Charles Krauthammer’s Reflections on Israel, Zionism, Judaism, and God https://mosaicmagazine.com/picks/israel-zionism/2018/06/charles-krauthammers-reflections-on-israel-zionism-judaism-and-god/

June 25, 2018 | Charles Krauthammer
About the author: Charles Krauthammer, the Pulitzer Prize-winning columnist and author of Things That Matter: Three Decades of Passions, Pastimes, and Politics, is the chairman of Pro Musica Hebraica.

Last week, Charles Krauthammer, one of America’s most incisive and influential political analysts and a profound thinker on issues pertaining to Judaism and the Jewish people, passed away at the age of sixty-eight. In 2016, Krauthammer engaged in an extended conversation with Roger Hertog based on his 1998 essay “At Last, Zion,” on the future of the Jewish people in American and Israel. At the conversation’s end, Krauthammer elaborates on a remark he once made that “I don’t believe in God, but I fear Him greatly.” (Video is available here.)

Long ago, when I was very young, I went from being a fervent believer to being not so much a non-believer as a skeptic. My theology can be summed up [thus]: the only theology I know is not true . . . is atheism.
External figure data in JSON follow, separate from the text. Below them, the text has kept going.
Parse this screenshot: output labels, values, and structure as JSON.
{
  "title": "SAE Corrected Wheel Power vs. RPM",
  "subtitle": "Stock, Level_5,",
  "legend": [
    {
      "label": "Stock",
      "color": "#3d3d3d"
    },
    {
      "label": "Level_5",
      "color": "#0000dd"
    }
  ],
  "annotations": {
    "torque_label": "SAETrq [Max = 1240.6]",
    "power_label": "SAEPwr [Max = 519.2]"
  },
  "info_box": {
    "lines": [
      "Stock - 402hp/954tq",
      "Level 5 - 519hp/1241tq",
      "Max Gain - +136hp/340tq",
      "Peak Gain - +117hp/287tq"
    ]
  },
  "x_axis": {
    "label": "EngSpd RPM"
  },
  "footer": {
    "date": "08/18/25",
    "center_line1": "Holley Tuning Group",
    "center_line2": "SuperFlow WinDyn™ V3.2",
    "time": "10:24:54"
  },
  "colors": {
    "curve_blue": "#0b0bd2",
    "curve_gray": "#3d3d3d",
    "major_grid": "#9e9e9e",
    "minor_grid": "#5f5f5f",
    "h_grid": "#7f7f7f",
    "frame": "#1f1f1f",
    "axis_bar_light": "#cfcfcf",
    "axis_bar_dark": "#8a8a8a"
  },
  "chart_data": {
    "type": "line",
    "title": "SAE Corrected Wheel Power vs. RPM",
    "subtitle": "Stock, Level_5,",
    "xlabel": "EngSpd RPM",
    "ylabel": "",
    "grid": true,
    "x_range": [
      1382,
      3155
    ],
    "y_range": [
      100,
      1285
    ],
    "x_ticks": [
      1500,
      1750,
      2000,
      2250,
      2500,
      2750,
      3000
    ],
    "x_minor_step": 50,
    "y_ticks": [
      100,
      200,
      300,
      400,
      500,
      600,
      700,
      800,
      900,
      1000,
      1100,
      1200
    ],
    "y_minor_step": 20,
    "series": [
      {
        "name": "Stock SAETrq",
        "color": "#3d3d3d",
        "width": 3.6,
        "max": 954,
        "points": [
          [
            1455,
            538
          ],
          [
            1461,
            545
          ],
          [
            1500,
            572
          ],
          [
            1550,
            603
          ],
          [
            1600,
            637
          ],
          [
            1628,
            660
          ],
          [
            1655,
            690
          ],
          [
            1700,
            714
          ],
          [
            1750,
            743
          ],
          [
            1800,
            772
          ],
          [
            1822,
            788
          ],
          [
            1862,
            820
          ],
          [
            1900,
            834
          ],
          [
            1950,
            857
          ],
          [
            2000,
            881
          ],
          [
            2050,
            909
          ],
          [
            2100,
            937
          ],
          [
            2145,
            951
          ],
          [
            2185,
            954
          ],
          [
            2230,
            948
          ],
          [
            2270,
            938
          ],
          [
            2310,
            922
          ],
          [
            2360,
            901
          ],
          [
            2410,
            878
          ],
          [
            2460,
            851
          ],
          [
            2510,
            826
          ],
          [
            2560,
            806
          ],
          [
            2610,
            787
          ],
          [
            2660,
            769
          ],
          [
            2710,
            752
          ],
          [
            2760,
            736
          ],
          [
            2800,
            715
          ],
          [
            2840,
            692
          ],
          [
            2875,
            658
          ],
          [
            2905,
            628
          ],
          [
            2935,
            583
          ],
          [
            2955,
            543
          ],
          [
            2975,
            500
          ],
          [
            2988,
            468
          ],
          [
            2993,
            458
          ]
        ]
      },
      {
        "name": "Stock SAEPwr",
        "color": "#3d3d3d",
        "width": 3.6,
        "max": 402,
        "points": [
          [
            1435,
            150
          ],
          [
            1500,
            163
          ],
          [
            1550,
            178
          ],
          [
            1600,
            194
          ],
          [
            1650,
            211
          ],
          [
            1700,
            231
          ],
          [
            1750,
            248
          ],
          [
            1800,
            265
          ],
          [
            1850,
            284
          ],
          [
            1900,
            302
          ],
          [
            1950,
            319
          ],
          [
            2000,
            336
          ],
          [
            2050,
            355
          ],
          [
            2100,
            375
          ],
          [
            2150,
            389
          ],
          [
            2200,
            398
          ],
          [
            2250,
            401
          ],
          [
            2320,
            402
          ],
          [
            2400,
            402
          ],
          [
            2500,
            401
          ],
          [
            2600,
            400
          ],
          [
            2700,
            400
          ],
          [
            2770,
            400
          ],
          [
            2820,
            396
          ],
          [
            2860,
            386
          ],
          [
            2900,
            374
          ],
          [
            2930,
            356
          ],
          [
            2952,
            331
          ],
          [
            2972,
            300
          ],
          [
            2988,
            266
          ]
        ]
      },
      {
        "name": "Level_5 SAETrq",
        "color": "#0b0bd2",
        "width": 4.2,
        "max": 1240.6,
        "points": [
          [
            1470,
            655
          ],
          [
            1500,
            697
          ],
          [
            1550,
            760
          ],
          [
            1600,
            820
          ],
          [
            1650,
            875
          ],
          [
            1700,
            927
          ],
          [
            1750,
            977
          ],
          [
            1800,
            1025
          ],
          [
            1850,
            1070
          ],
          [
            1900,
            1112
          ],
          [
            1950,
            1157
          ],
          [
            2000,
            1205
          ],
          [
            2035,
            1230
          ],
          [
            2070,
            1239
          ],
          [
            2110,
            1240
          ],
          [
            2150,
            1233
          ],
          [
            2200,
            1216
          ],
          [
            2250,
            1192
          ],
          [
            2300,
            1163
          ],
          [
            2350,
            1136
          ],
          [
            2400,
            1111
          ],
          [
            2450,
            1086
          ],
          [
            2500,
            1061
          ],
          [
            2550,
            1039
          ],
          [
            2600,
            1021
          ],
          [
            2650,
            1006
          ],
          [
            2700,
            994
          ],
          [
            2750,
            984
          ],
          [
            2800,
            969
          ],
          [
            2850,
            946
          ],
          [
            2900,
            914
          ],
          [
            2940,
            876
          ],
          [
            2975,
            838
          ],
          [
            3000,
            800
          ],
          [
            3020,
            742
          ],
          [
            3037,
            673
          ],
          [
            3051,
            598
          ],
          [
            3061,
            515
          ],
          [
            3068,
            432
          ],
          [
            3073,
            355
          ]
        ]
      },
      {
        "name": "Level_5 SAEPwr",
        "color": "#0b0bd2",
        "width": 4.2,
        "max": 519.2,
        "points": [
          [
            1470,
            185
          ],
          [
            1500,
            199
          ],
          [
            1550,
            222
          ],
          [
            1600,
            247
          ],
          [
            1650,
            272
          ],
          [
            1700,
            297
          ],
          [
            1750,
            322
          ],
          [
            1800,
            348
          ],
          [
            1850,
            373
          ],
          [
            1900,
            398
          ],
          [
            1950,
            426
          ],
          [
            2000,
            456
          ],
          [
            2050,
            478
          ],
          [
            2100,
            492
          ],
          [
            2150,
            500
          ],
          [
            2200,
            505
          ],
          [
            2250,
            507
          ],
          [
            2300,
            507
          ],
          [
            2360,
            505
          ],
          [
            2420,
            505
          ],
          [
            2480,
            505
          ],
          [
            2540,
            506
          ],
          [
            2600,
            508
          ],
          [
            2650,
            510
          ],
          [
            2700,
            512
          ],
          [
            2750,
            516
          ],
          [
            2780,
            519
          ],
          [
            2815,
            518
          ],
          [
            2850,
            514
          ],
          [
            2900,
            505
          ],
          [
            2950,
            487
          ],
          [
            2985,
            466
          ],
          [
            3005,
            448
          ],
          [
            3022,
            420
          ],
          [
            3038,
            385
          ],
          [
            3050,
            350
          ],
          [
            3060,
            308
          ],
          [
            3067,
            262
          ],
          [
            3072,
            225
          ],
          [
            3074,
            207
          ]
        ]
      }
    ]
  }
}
Everything else I’m unsure about. . . . The idea [espoused by] Christopher Hitchens and Richard Dawkins that . . . there is nothing except what we see, and that’s it, is to me the most implausible, arrogant. It just can’t be, because things don’t create themselves. . . .

I have a deep belief in a transcendent “out there.” I don’t particularly believe in the mythologies that are told by any of the religions. I have an enormous attachment to the Jewish tradition and to the depth and the subtlety of its understanding of life, morality, and of metaphysics. I’ve always been interested in it, and to me . . . it is important for Jews to try to continue that tradition, to make sure it lives, and to make sure that culture is nourished. . . .

As to my own idea [that even if there is no God], “I fear Him greatly,” it’s because I believe in transcendence, some transcendence. [Since] I will never—we will never, as a species—be able to grasp what it is, there is a certain trepidation. In Judaism it’s called the fear of heaven. . . . I’m not really afraid, but in some ways you tremble when you look at the universe and you think, “I think I understand things.” . . . Human beings need to tremble when looking at the universe. If not, they don’t understand what’s going on. That’s sort of the key: to understand how little we can understand. . . .

[But] I didn’t raise my son to believe that. . . . The religion of the family was Judaism. I wanted him to have exactly what I was given, which was traditional, orthodox, literal. You’ve got to learn the texts; you have to know the Talmud; you have to be able to read Rashi; you have to know what’s there. . . .

[W]hat I myself believe would mean the end of the Jewish people. . . . It’s not satisfying. You try to teach a respect and love for the tradition, and a respect for the majesty of the culture, but that’s a pretty abstract and detached idea, it’s not something you can transmit.